Avec « Never Forever », créé à l’automne dernier à la Schaubühne de Berlin, Richter prolonge la réflexion abordée dans « Rausch » sur l’individu « post-humain » aux prises avec les réseaux sociaux. On a affaire ici à une succession d’autoportraits au micro: une jeune femme qui cumule les relations avec des 18-19 ans, une autre plus âgée perdue dans ses mails, un homosexuel, à la recherche du grand amour et qui se définit en multipliant les hagsthags (#alone, #gayromeo…), un homme divorcé à la recherche de son fils… Les situations, passablement stéréotypées, illustreraient parfaitement un documentaire pour soirée thématique d’Arte.
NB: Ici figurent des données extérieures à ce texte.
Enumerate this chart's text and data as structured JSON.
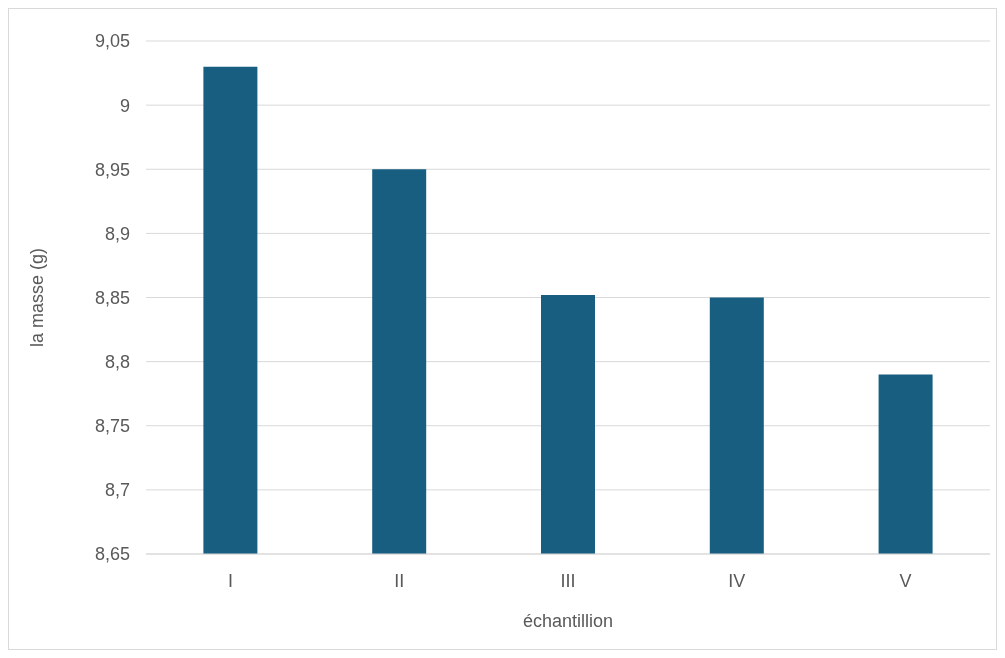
{
  "chart_data": {
    "type": "bar",
    "xlabel": "échantillion",
    "ylabel": "la masse (g)",
    "categories": [
      "I",
      "II",
      "III",
      "IV",
      "V"
    ],
    "values": [
      9.03,
      8.95,
      8.852,
      8.85,
      8.79
    ],
    "color": "#175e81",
    "ylim": [
      8.65,
      9.05
    ],
    "yticks": [
      {
        "value": 8.65,
        "label": "8,65"
      },
      {
        "value": 8.7,
        "label": "8,7"
      },
      {
        "value": 8.75,
        "label": "8,75"
      },
      {
        "value": 8.8,
        "label": "8,8"
      },
      {
        "value": 8.85,
        "label": "8,85"
      },
      {
        "value": 8.9,
        "label": "8,9"
      },
      {
        "value": 8.95,
        "label": "8,95"
      },
      {
        "value": 9,
        "label": "9"
      },
      {
        "value": 9.05,
        "label": "9,05"
      }
    ],
    "grid": "y"
  }
}
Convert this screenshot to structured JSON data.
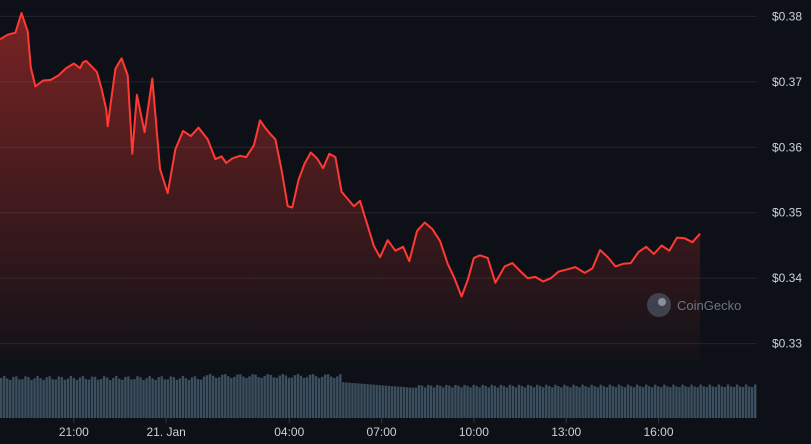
{
  "chart_data": {
    "type": "area",
    "title": "",
    "xlabel": "",
    "ylabel": "",
    "ylim": [
      0.3275,
      0.3825
    ],
    "y_ticks": [
      {
        "value": 0.38,
        "label": "$0.38"
      },
      {
        "value": 0.37,
        "label": "$0.37"
      },
      {
        "value": 0.36,
        "label": "$0.36"
      },
      {
        "value": 0.35,
        "label": "$0.35"
      },
      {
        "value": 0.34,
        "label": "$0.34"
      },
      {
        "value": 0.33,
        "label": "$0.33"
      }
    ],
    "x_range_hours": [
      18.6,
      43.2
    ],
    "x_ticks": [
      {
        "value": 21,
        "label": "21:00"
      },
      {
        "value": 24,
        "label": "21. Jan"
      },
      {
        "value": 28,
        "label": "04:00"
      },
      {
        "value": 31,
        "label": "07:00"
      },
      {
        "value": 34,
        "label": "10:00"
      },
      {
        "value": 37,
        "label": "13:00"
      },
      {
        "value": 40,
        "label": "16:00"
      }
    ],
    "grid": true,
    "legend": "none",
    "series": [
      {
        "color": "#ff3a33",
        "x": [
          18.6,
          18.85,
          19.1,
          19.3,
          19.5,
          19.6,
          19.75,
          20.0,
          20.25,
          20.5,
          20.75,
          21.0,
          21.2,
          21.3,
          21.4,
          21.55,
          21.75,
          21.9,
          22.05,
          22.1,
          22.2,
          22.35,
          22.55,
          22.75,
          22.9,
          23.05,
          23.3,
          23.55,
          23.8,
          24.05,
          24.3,
          24.55,
          24.8,
          25.05,
          25.35,
          25.6,
          25.8,
          25.95,
          26.15,
          26.4,
          26.6,
          26.85,
          27.05,
          27.2,
          27.35,
          27.55,
          27.75,
          27.95,
          28.1,
          28.3,
          28.5,
          28.7,
          28.9,
          29.1,
          29.3,
          29.5,
          29.7,
          29.9,
          30.1,
          30.3,
          30.55,
          30.75,
          30.95,
          31.2,
          31.45,
          31.7,
          31.9,
          32.15,
          32.4,
          32.65,
          32.9,
          33.15,
          33.35,
          33.6,
          33.8,
          34.0,
          34.2,
          34.45,
          34.7,
          35.0,
          35.25,
          35.5,
          35.75,
          36.0,
          36.25,
          36.5,
          36.75,
          37.0,
          37.3,
          37.6,
          37.85,
          38.1,
          38.35,
          38.6,
          38.85,
          39.1,
          39.35,
          39.6,
          39.85,
          40.1,
          40.35,
          40.6,
          40.85,
          41.1,
          41.35
        ],
        "values": [
          0.3765,
          0.3772,
          0.3775,
          0.3805,
          0.3777,
          0.3722,
          0.3693,
          0.3702,
          0.3703,
          0.371,
          0.3721,
          0.3728,
          0.3721,
          0.373,
          0.3732,
          0.3725,
          0.3715,
          0.369,
          0.3658,
          0.3632,
          0.3668,
          0.372,
          0.3736,
          0.371,
          0.359,
          0.368,
          0.3623,
          0.3705,
          0.3567,
          0.353,
          0.3597,
          0.3625,
          0.3617,
          0.363,
          0.3612,
          0.3582,
          0.3586,
          0.3576,
          0.3583,
          0.3587,
          0.3585,
          0.3603,
          0.3641,
          0.3631,
          0.3622,
          0.3612,
          0.3565,
          0.351,
          0.3508,
          0.355,
          0.3575,
          0.3592,
          0.3583,
          0.3568,
          0.359,
          0.3585,
          0.3532,
          0.3521,
          0.351,
          0.3518,
          0.348,
          0.3449,
          0.3432,
          0.3458,
          0.3442,
          0.3448,
          0.3426,
          0.3472,
          0.3485,
          0.3475,
          0.3457,
          0.3422,
          0.3402,
          0.3372,
          0.3397,
          0.3431,
          0.3435,
          0.3431,
          0.3393,
          0.3418,
          0.3423,
          0.3411,
          0.34,
          0.3402,
          0.3395,
          0.34,
          0.341,
          0.3413,
          0.3417,
          0.3408,
          0.3415,
          0.3443,
          0.3432,
          0.3418,
          0.3422,
          0.3423,
          0.344,
          0.3448,
          0.3437,
          0.345,
          0.3442,
          0.3462,
          0.3461,
          0.3455,
          0.3468
        ]
      }
    ],
    "volume": {
      "color": "#3b4f5e"
    }
  },
  "watermark": {
    "label": "CoinGecko"
  }
}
Tout y passe: la peur d’être quitté, la part de bonheur que chacun cherche à obtenir, la solitude des êtres derrière l’écran, le décalage entre la représentation valorisante opérée par les réseaux sociaux et la médiocrité des réalités personnelles, le mécanisme de contrôle des individus, le narcissisme et la frustration générés par ces modes de communication… Pour créer une forme de complicité directe avec le spectateur averti, Facebook, Amazon, Twitter, Spotify, YouTube, WhatsApp Messenger, etc., ponctuent régulièrement le propos.
En soi, le sujet n’est pas inintéressant mais Falk Richter n’est pas Jean Baudrillard: la réflexion manque de profondeur et, même si elle devient plus dense et incisive à la fin du spectacle, l’écriture fait défaut dans cette pièce. Falk Richter traite un sujet. Il s’en empare comme le jeune Fabrice Murgia cherchait à nous faire frissonner sur les mondes virtuels (“Life : Reset | Chronique d’une ville épuisée”), de façon édifiante et quelque peu hypocrite. Du moins y a-t-il chez Murgia une certaine élaboration de la scénographie, qui suscite une curiosité de spectateur.
Ici, la mise en scène de l’auteur affaiblit considérablement la radicalité – théorique – du propos. Après avoir longtemps travaillé, sans beaucoup convaincre, avec la chorégraphe Anouk Van Dijk (“Rausch”), Richter recourt cette fois-ci aux danseurs de Nir de Volff.
Le résultat est un peu plus abouti. Mais on a très vite le sentiment que ces mouvements gesticulatoires, censés traduire l’affolement de l’individu contemporain, font remplissage, tentent vainement de compenser la vacuité de la mise en scène.
D’autres auteurs-metteurs en scène, comme Angelica Liddell ou Rodrigo Garcia, parviennent toujours à créer, avec des moyens parfois insolites, une tension sur le plateau. On se souvient aussi de “L’Orgie de la Tolérance” de Jan Fabre sur un sujet voisin, avec une extraordinaire chorégraphie. Dans “Never Forever”, tout paraît fait pour séduire le spectateur. Mais cet emballage ne le trompe pas. On attendait une mise en scène 2.0 ou, mieux, un véritable geste d’artiste. On a surtout affaire à un spectacle tape-à-l’œil, dépourvu d’âme et de consistance.